Dengan adanya sakinah kita bisa loyal pada perjuangan kita dan dalam menggunakan seluruh resources yang kita miliki untuk tercapainya tujuan perjuangan tersebut, tidak tergoda oleh provokasi-provokasi lain yang bisa menggagalkan perjuangan.

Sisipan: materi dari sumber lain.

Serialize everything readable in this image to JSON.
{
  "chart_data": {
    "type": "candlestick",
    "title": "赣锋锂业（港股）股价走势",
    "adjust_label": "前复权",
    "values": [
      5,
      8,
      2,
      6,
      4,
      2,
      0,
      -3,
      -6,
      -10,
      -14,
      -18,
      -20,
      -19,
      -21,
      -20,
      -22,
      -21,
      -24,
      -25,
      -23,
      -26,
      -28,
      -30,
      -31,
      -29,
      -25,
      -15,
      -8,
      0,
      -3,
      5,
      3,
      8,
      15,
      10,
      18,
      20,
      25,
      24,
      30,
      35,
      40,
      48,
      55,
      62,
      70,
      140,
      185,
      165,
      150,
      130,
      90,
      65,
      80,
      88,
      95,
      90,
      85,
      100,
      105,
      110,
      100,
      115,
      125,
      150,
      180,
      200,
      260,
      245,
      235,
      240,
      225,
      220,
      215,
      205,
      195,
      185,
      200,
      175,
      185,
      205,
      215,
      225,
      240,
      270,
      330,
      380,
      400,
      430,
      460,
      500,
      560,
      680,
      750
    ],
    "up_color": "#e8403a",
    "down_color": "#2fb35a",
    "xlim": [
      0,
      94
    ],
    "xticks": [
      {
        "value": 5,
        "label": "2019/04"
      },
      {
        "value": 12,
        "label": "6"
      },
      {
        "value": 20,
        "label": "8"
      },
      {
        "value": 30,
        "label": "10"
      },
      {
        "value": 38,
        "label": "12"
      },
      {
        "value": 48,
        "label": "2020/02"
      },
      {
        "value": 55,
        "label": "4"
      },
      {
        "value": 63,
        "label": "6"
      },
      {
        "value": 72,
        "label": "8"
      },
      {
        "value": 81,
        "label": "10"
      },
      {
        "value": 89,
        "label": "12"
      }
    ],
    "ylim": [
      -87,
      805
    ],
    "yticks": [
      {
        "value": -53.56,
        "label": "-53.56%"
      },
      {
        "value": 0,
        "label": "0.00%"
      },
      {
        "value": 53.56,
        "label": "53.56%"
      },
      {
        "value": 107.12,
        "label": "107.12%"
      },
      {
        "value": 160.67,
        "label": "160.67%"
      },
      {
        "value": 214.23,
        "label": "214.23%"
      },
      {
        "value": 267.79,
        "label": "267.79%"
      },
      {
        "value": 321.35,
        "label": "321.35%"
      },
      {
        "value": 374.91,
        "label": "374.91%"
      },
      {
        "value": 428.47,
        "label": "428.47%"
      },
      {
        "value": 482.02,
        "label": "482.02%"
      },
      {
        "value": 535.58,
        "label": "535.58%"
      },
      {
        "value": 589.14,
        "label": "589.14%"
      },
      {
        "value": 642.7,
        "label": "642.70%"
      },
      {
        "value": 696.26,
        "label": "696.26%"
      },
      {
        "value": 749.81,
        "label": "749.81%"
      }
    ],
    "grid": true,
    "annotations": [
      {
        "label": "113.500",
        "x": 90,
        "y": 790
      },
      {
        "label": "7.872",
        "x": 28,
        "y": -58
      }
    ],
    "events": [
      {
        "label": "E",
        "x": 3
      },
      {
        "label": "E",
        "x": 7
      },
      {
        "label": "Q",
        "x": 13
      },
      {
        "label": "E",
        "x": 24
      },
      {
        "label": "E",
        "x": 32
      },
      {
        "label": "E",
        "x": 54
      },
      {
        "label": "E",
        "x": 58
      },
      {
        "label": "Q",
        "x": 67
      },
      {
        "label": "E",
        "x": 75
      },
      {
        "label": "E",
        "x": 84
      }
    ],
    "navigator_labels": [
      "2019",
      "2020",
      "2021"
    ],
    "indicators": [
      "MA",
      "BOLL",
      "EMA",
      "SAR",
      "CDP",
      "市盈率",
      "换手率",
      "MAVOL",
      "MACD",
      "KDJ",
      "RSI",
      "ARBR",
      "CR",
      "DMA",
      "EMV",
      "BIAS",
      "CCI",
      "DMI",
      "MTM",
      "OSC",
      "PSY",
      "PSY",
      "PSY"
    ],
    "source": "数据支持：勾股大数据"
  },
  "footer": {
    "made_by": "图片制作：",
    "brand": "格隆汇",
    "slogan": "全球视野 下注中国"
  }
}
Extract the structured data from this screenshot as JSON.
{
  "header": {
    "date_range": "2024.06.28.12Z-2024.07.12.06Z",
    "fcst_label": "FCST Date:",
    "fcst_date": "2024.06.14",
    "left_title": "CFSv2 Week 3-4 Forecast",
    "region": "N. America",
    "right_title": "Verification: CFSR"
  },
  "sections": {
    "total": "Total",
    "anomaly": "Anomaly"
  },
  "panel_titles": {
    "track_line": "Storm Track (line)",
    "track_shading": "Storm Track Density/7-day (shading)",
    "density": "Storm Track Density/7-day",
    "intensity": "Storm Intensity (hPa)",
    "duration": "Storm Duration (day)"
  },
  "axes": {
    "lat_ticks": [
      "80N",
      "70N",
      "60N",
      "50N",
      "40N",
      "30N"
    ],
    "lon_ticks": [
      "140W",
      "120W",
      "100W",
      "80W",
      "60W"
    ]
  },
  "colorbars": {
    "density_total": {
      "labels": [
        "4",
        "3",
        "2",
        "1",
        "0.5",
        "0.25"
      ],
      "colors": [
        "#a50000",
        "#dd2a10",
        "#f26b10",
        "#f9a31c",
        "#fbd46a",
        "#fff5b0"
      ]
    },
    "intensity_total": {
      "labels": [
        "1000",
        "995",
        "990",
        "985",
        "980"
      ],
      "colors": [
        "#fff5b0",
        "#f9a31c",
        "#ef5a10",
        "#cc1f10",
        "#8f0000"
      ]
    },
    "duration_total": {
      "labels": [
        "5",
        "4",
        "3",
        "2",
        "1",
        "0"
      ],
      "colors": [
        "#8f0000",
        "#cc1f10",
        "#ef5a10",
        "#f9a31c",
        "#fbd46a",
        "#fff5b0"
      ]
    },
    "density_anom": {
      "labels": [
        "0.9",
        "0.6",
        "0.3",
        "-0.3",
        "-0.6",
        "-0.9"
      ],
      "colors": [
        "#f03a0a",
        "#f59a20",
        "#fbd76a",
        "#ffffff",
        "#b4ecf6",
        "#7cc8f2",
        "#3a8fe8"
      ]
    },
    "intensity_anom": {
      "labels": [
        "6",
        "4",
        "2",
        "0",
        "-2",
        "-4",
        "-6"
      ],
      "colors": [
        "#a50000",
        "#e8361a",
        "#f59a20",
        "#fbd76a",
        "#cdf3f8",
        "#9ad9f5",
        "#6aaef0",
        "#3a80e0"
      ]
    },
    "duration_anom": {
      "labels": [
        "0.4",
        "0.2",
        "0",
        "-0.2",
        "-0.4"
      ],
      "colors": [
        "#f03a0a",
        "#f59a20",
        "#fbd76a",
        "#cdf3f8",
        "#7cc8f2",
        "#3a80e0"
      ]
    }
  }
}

Untuk lebih mudahnya lagi memahami sakinah ini, sifat sakinah
juga diturunkan oleh Allah kedalam hati laki-laki yang menikah. Karena
bila pernikahannya dilakukan dijalan Allah, insyaAllah pernikahan itu
juga tidak akan terganggu oleh provokasi-provokasi yang bisa
menggagalkannya.
“Dan di antara tanda-tanda kekuasaan-Nya ialah Dia menciptakan untukmu istri-istri dari jenismu sendiri, agar ada sakinah
di hatimu kepadanya, dan dijadikan-Nya di antaramu rasa kasih dan
sayang. Sesungguhnya pada yang demikian itu benar-benar terdapat
tanda-tanda bagi kaum yang berpikir.” (QS 30:21)
Jadi
apapun rencana perjuangan Anda – yang baik dan benar di jalan Allah,
lakukan segera. Dengan ini Anda akan berkeringat di jalanNya, dan
insyaAllah menjadi wasilah untuk turunnya sakinah itu kedalam hati Anda. Dengan sakinah ini Anda akan bisa fokus di pikiran, hati dan resources untuk tercapainya tujuan Anda tersebut – tidak terprovokasi oleh apapun yang akan menggagalkannya ! InsyaAllah.